Wetenschap
De poolgebieden omvatten de gebieden rond de Noord- en Zuidpool die binnen de poolcirkel in het noorden en de poolcirkel in het zuiden liggen. De omstandigheden op de polen zijn hard, maar de poolgebieden zijn verre van levenloos. De interactie tussen levende en niet-levende dingen vormen het raamwerk van de ecosystemen in dit bioom.
Tundra Biome
De ecologie van de poolgebieden is geclassificeerd als toendra. Koude temperaturen, weinig neerslag, boomloze vlaktes en een gebrek aan biodiversiteit bepalen dit bioom. Het groeiseizoen is extreem kort en populaties kunnen sterk variëren op basis van de beschikbaarheid van hulpbronnen op een bepaald moment.
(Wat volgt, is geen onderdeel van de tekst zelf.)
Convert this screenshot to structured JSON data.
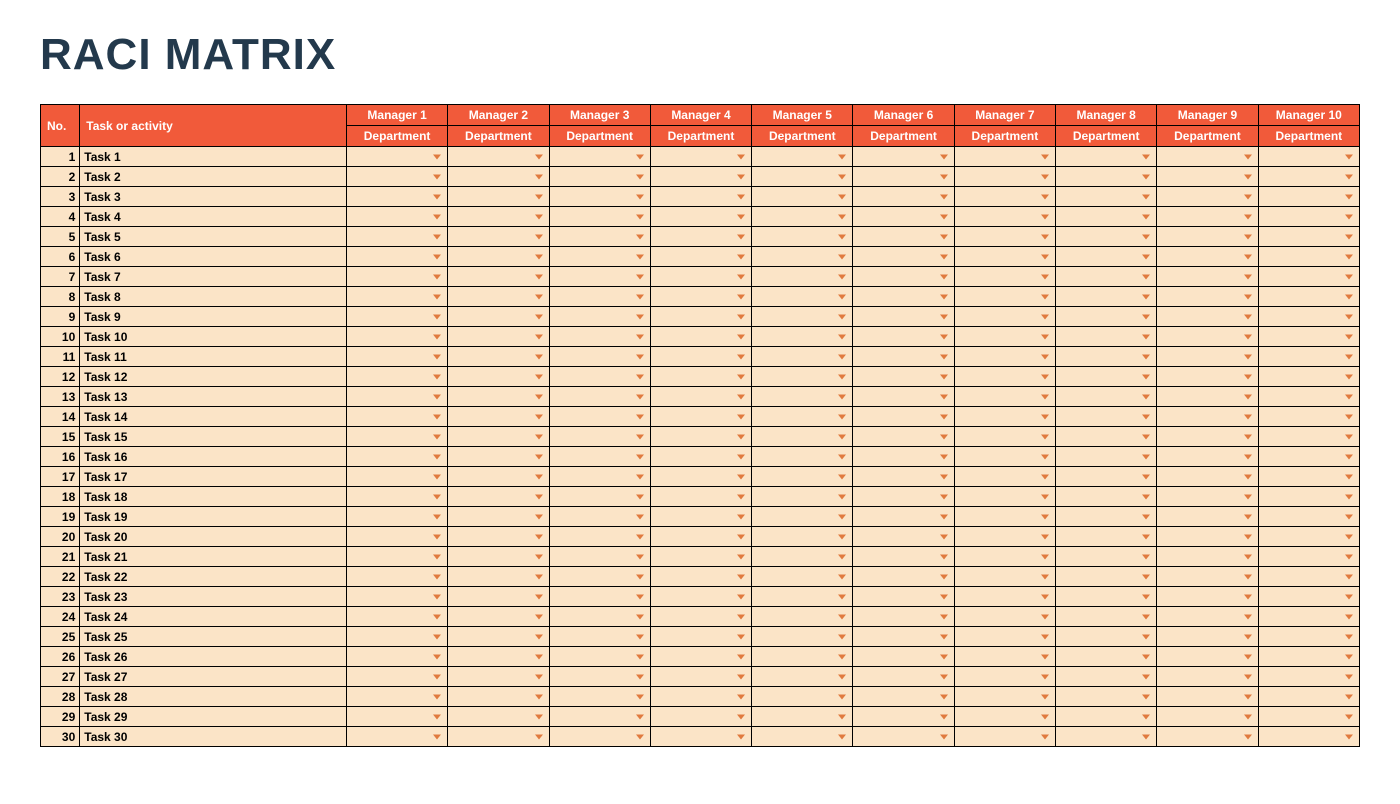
{
  "title": "RACI MATRIX",
  "headers": {
    "no": "No.",
    "task": "Task or activity",
    "managers": [
      "Manager 1",
      "Manager 2",
      "Manager 3",
      "Manager 4",
      "Manager 5",
      "Manager 6",
      "Manager 7",
      "Manager 8",
      "Manager 9",
      "Manager 10"
    ],
    "dept": "Department"
  },
  "rows": [
    {
      "no": 1,
      "task": "Task 1",
      "cells": [
        "",
        "",
        "",
        "",
        "",
        "",
        "",
        "",
        "",
        ""
      ]
    },
    {
      "no": 2,
      "task": "Task 2",
      "cells": [
        "",
        "",
        "",
        "",
        "",
        "",
        "",
        "",
        "",
        ""
      ]
    },
    {
      "no": 3,
      "task": "Task 3",
      "cells": [
        "",
        "",
        "",
        "",
        "",
        "",
        "",
        "",
        "",
        ""
      ]
    },
    {
      "no": 4,
      "task": "Task 4",
      "cells": [
        "",
        "",
        "",
        "",
        "",
        "",
        "",
        "",
        "",
        ""
      ]
    },
    {
      "no": 5,
      "task": "Task 5",
      "cells": [
        "",
        "",
        "",
        "",
        "",
        "",
        "",
        "",
        "",
        ""
      ]
    },
    {
      "no": 6,
      "task": "Task 6",
      "cells": [
        "",
        "",
        "",
        "",
        "",
        "",
        "",
        "",
        "",
        ""
      ]
    },
    {
      "no": 7,
      "task": "Task 7",
      "cells": [
        "",
        "",
        "",
        "",
        "",
        "",
        "",
        "",
        "",
        ""
      ]
    },
    {
      "no": 8,
      "task": "Task 8",
      "cells": [
        "",
        "",
        "",
        "",
        "",
        "",
        "",
        "",
        "",
        ""
      ]
    },
    {
      "no": 9,
      "task": "Task 9",
      "cells": [
        "",
        "",
        "",
        "",
        "",
        "",
        "",
        "",
        "",
        ""
      ]
    },
    {
      "no": 10,
      "task": "Task 10",
      "cells": [
        "",
        "",
        "",
        "",
        "",
        "",
        "",
        "",
        "",
        ""
      ]
    },
    {
      "no": 11,
      "task": "Task 11",
      "cells": [
        "",
        "",
        "",
        "",
        "",
        "",
        "",
        "",
        "",
        ""
      ]
    },
    {
      "no": 12,
      "task": "Task 12",
      "cells": [
        "",
        "",
        "",
        "",
        "",
        "",
        "",
        "",
        "",
        ""
      ]
    },
    {
      "no": 13,
      "task": "Task 13",
      "cells": [
        "",
        "",
        "",
        "",
        "",
        "",
        "",
        "",
        "",
        ""
      ]
    },
    {
      "no": 14,
      "task": "Task 14",
      "cells": [
        "",
        "",
        "",
        "",
        "",
        "",
        "",
        "",
        "",
        ""
      ]
    },
    {
      "no": 15,
      "task": "Task 15",
      "cells": [
        "",
        "",
        "",
        "",
        "",
        "",
        "",
        "",
        "",
        ""
      ]
    },
    {
      "no": 16,
      "task": "Task 16",
      "cells": [
        "",
        "",
        "",
        "",
        "",
        "",
        "",
        "",
        "",
        ""
      ]
    },
    {
      "no": 17,
      "task": "Task 17",
      "cells": [
        "",
        "",
        "",
        "",
        "",
        "",
        "",
        "",
        "",
        ""
      ]
    },
    {
      "no": 18,
      "task": "Task 18",
      "cells": [
        "",
        "",
        "",
        "",
        "",
        "",
        "",
        "",
        "",
        ""
      ]
    },
    {
      "no": 19,
      "task": "Task 19",
      "cells": [
        "",
        "",
        "",
        "",
        "",
        "",
        "",
        "",
        "",
        ""
      ]
    },
    {
      "no": 20,
      "task": "Task 20",
      "cells": [
        "",
        "",
        "",
        "",
        "",
        "",
        "",
        "",
        "",
        ""
      ]
    },
    {
      "no": 21,
      "task": "Task 21",
      "cells": [
        "",
        "",
        "",
        "",
        "",
        "",
        "",
        "",
        "",
        ""
      ]
    },
    {
      "no": 22,
      "task": "Task 22",
      "cells": [
        "",
        "",
        "",
        "",
        "",
        "",
        "",
        "",
        "",
        ""
      ]
    },
    {
      "no": 23,
      "task": "Task 23",
      "cells": [
        "",
        "",
        "",
        "",
        "",
        "",
        "",
        "",
        "",
        ""
      ]
    },
    {
      "no": 24,
      "task": "Task 24",
      "cells": [
        "",
        "",
        "",
        "",
        "",
        "",
        "",
        "",
        "",
        ""
      ]
    },
    {
      "no": 25,
      "task": "Task 25",
      "cells": [
        "",
        "",
        "",
        "",
        "",
        "",
        "",
        "",
        "",
        ""
      ]
    },
    {
      "no": 26,
      "task": "Task 26",
      "cells": [
        "",
        "",
        "",
        "",
        "",
        "",
        "",
        "",
        "",
        ""
      ]
    },
    {
      "no": 27,
      "task": "Task 27",
      "cells": [
        "",
        "",
        "",
        "",
        "",
        "",
        "",
        "",
        "",
        ""
      ]
    },
    {
      "no": 28,
      "task": "Task 28",
      "cells": [
        "",
        "",
        "",
        "",
        "",
        "",
        "",
        "",
        "",
        ""
      ]
    },
    {
      "no": 29,
      "task": "Task 29",
      "cells": [
        "",
        "",
        "",
        "",
        "",
        "",
        "",
        "",
        "",
        ""
      ]
    },
    {
      "no": 30,
      "task": "Task 30",
      "cells": [
        "",
        "",
        "",
        "",
        "",
        "",
        "",
        "",
        "",
        ""
      ]
    }
  ]
}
De Arctische toendra bestaat uit de Noordpool, te vinden in het met ijs bedekte deel van de Noordelijke IJszee, en de meest noordelijke kusten van Noord-Amerika, Europa en Azië. De toendra van de Zuidpool omvat het continent Antarctica en de omliggende Antarctische eilanden.
Biotische factoren
Levende dingen vormen de biotische factoren van een ecosysteem. Planten en dieren hebben aanpassingen om de koude, droge omstandigheden te overleven. Dikke vacht en isolerende lagen vet of veren helpen bij het overleven van dieren. Dieren die gewoonlijk in de Arctische toendra worden aangetroffen, zijn herbivoren zoals knaagdieren, hazen en kariboes, en carnivoren zoals vossen, ijsberen, wolven en walrussen. Verschillende vogelsoorten gedijen hier zoals sterns, meeuwen en valken. Sommige insecten zijn succesvol in het Noordpoolgebied, zoals muggen en vliegen. Dieren halen het beste uit de korte periodes van relatieve warmte door hun nakomelingen snel te reproduceren en groot te brengen. De meeste planten zijn vaste planten, waardoor ze zich kunnen voortplanten door hardlopers te sturen, wat nodig is omdat het produceren van fruit tijd kost en veel voedingsstoffen gebruikt. Planten zoals kort gras, lage struiken en mossen groeien dicht bij de grond om energie te sparen voor reproductie en blijven beschermd tegen de wind.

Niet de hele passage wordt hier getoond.